U.S. banks made it through the latest round of stress testing relatively unscathed, setting investors up for news next week of payouts from the industry's biggest names.
Test results released Thursday by the Federal Reserve show that the 34 institutions under scrutiny have enough capital to make it through the two scenarios regulators posed — one akin to the financial crisis and another entailing a shallower downturn.
Under the scenarios, the banks tested "would experience substantial losses." However, in total, the institutions "could continue lending to businesses and households, thanks to the capital built up by the sector following the financial crisis."

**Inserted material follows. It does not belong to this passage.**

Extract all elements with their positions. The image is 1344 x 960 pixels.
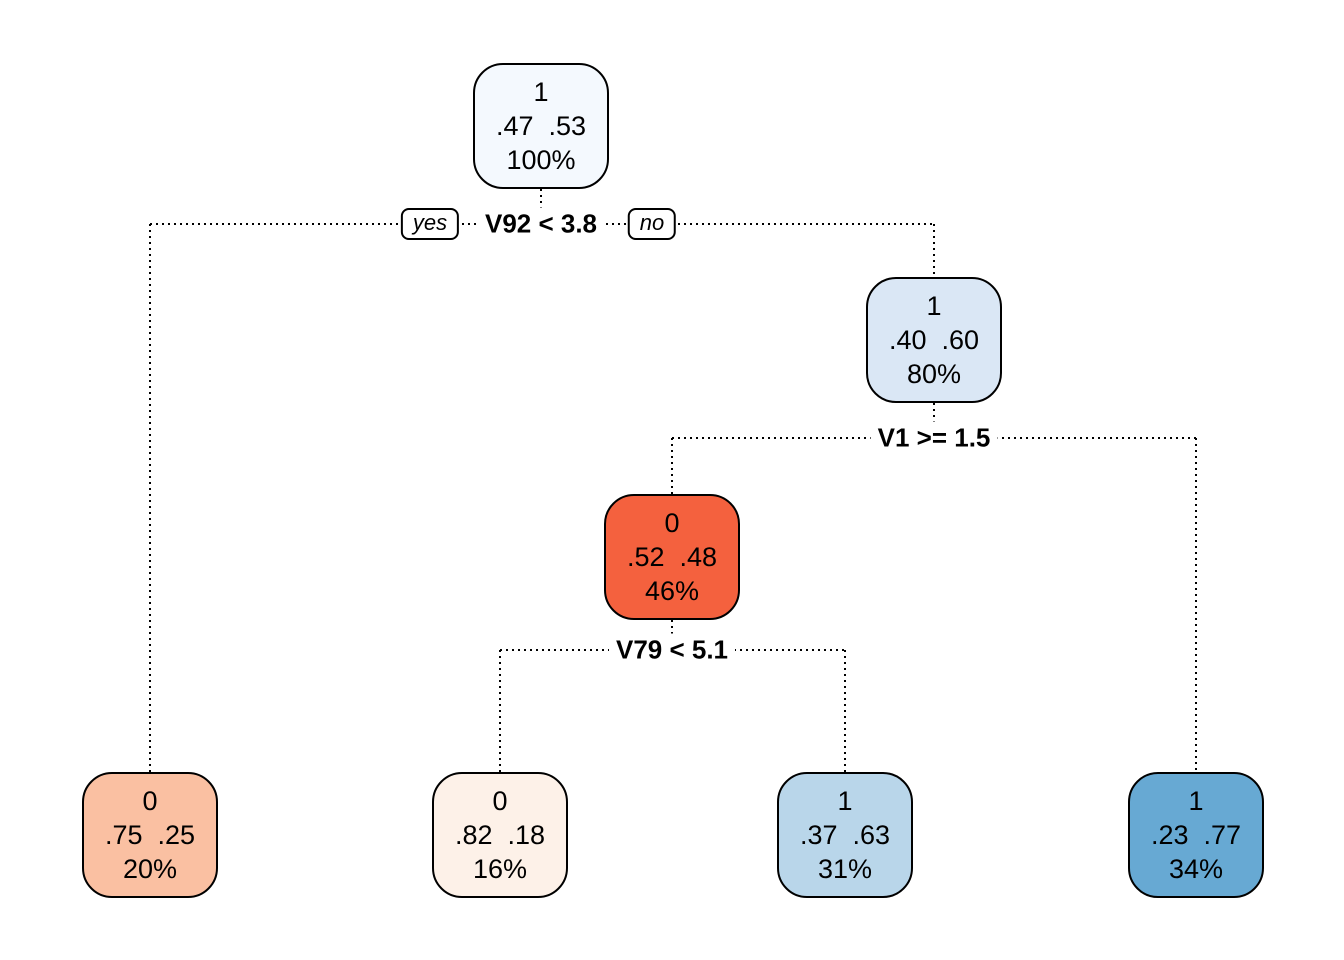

The tests marked the third straight year the banks all met the Fed's standards for health and could boost arguments from Republican legislators and President Donald Trump for loosening regulations.
"This year's results show that, even during a severe recession, our large banks would remain well-capitalized," Fed Governor Jerome H. Powell said in a statement. "This would allow them to lend throughout the economic cycle, and support households and businesses when times are tough."
In the most severe scenario, bank losses are projected to be $493 billion. In the less severe, the losses were put at $322 billion.
The tests are part of the Dodd-Frank reforms instituted after the crisis that mandated banks raise capital levels to brace against another crisis.
Thursday's results are the first in a two-step process, with the second and more important happening Wednesday when the Fed will approve or disapprove the banks' plans to return capital to shareholders. Indications are that some of the largest banks want to return more than 100 percent of profits.